PB critical of import restrictions
President’s Secretary P. B. Jayasundera yesterday said that imports should be relaxed instead of imposing restrictions, in a manner that it would not be harmful to the government policy framework.
Dr. Jayasundera, the Secretary to the Treasury at the height of the war and former top Central Banker, was responding to a query about the CBSL proposal to restrict non-essential imports.
He said he was against the policies adopted by the Central Bank.
Explaining his views on restriction of imports, Dr. Jayasundera said, the importation of certain commodities had to be restricted and one was fuel for which a price mechanism had to be adopted.

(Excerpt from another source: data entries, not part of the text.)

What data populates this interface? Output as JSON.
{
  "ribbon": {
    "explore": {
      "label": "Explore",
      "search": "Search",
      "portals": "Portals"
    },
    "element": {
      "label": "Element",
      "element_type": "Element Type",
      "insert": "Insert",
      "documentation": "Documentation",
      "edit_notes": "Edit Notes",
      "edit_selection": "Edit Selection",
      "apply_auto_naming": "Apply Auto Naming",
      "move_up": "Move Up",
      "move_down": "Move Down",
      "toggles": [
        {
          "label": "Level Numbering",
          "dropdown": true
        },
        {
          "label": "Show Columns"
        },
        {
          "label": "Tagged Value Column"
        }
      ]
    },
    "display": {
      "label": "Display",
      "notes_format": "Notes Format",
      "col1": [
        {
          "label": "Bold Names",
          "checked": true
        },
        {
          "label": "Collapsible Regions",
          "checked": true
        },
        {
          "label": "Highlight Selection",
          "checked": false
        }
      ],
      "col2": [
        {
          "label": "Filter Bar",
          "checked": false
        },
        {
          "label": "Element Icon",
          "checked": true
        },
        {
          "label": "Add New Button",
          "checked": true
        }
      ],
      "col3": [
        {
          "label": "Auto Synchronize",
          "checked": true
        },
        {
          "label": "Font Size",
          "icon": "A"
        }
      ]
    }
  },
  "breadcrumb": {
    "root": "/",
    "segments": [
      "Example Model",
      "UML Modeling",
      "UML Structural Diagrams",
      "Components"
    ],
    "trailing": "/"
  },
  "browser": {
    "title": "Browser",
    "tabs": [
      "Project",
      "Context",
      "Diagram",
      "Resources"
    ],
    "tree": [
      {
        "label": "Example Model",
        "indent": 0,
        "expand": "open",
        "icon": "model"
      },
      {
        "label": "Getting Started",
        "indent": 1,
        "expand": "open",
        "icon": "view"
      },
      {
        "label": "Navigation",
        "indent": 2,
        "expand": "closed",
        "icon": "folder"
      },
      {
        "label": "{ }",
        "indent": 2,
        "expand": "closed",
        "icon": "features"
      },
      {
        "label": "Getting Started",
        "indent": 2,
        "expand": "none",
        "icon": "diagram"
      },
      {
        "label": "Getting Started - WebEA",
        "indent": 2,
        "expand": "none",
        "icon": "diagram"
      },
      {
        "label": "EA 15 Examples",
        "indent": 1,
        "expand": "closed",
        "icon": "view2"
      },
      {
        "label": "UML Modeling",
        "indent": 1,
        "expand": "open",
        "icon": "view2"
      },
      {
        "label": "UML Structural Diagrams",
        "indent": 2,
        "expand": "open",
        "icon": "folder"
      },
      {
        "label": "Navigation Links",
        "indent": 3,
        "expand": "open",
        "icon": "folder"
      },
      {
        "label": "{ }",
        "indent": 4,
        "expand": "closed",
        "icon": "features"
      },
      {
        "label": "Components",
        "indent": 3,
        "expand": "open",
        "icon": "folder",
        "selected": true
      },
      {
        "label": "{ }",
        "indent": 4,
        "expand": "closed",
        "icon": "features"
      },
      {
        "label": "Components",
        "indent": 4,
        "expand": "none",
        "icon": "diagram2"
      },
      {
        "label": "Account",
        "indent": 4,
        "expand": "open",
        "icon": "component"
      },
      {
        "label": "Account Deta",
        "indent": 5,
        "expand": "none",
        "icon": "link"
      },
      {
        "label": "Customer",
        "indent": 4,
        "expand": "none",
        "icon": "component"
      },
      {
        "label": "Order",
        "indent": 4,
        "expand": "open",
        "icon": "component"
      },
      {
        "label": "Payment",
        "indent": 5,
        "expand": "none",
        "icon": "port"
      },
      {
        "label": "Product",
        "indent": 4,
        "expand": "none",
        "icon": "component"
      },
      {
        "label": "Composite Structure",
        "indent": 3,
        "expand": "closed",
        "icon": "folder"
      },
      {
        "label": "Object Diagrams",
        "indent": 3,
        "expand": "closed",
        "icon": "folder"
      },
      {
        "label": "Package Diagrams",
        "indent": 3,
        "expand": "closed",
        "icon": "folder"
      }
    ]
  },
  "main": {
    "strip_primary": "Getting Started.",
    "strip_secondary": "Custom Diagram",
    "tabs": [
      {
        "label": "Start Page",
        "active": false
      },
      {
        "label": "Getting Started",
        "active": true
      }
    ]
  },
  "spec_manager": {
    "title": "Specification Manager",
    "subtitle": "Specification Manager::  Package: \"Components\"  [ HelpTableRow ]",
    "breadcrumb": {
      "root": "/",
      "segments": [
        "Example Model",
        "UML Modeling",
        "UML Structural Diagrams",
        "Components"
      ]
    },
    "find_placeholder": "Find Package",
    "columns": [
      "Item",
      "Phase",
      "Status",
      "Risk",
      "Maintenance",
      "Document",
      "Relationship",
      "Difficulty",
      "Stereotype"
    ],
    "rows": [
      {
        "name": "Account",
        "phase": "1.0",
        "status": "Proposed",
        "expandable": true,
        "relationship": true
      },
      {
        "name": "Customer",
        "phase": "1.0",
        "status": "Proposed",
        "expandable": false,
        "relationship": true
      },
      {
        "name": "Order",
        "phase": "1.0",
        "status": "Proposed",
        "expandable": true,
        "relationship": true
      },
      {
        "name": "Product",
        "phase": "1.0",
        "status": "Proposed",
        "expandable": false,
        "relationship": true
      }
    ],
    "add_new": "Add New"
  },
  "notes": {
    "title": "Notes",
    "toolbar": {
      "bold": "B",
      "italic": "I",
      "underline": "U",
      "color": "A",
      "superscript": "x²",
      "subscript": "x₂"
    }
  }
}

“If the government does not ration fuel to the consumer, the country will have to soon change to renewable energy,” the President’s Secretary said.
Dr. Jayasundera asked why a country which spent USD 5,000 mn annually on oil imports could not commission a number of projects to generate renewable energy.

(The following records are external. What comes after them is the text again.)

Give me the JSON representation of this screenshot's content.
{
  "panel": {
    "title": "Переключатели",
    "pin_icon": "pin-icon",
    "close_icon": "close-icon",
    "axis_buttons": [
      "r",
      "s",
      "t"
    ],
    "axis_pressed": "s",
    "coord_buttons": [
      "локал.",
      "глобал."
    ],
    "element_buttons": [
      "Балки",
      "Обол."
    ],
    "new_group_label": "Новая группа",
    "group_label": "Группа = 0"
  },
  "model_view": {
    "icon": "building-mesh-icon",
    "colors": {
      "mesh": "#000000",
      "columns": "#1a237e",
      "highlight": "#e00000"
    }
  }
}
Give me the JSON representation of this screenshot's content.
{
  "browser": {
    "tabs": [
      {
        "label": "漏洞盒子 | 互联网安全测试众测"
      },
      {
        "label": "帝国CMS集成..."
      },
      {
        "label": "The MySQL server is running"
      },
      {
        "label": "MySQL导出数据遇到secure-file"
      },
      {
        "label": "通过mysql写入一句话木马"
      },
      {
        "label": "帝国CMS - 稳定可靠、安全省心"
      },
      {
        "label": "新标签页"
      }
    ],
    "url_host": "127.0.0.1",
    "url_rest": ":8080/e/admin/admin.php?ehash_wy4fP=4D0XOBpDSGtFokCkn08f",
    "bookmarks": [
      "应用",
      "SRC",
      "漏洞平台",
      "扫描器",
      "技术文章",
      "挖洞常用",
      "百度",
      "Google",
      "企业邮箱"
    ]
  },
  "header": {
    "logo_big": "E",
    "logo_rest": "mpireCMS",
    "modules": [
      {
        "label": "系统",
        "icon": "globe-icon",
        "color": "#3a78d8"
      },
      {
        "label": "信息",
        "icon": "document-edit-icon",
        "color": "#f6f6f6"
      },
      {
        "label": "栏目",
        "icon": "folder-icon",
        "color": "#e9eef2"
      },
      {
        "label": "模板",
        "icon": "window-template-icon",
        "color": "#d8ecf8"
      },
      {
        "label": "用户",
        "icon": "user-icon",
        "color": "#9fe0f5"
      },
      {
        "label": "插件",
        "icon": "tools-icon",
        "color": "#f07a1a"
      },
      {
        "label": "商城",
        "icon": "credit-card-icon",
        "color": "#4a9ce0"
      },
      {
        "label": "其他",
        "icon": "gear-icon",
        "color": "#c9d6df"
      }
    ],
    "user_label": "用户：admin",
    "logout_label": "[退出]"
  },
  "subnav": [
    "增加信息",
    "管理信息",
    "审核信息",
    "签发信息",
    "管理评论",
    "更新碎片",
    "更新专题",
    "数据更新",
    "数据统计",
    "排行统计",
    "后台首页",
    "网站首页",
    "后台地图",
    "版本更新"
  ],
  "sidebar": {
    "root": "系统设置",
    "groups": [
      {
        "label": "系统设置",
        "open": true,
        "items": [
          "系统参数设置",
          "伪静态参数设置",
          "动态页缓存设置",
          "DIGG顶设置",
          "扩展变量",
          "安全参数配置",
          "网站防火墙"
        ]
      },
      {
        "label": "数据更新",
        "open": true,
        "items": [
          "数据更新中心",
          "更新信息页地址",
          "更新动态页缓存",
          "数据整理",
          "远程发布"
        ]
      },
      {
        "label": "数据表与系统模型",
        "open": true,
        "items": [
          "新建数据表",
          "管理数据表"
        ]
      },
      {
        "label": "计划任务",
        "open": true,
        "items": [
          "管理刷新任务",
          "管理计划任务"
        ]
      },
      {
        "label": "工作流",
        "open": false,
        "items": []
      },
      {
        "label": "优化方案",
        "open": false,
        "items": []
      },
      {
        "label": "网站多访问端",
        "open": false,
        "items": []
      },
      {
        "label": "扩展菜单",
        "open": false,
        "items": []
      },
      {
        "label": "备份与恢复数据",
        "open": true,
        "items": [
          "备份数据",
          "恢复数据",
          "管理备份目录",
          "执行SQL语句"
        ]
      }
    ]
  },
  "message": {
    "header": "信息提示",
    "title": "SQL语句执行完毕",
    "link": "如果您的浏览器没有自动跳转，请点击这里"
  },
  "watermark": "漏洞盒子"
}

Jayasundera said that hence a certain component of imports such as raw material would be used to re-export as finished products, the imports shouldn’t be restricted and if we are to develop our economy based on information technology, then all imports required to achieve the objective should be allowed.
“The Central Bank has to take the necessary steps for the proper management of foreign exchange reserves and win the confidence of the foreign capital market, manufacturers and specially exporters,” the one time Treasury Secretary said.
He said in the current year, it was expected to increase the exports relating to information technology to reach USD 1.7 billion and increase it further in the future.
The officials of the Central Bank and members of its Monetary Board should change the country to an export oriented economy.
Jayasundera, whose expertise had been used even by previous UNP and SLFP regimes and even by former Treasury Secretaries R. Paskaralingam and A.S. Jayawardena during Presidents Premadasa and Kumaratunga, said that he proposed to the central Bank to introduce a Green Financial facility of Rs. 50 billion and “we must encourage the local banks to adopt such measures”, he said.
“The Central Bank should act as a catalyst in this connection instead of attending to the day to day functions of the bank”, he said.
Dr. Jayasundera said he had sent a set of proposals to the Central Bank in that connection and believed that there would be a positive response from it.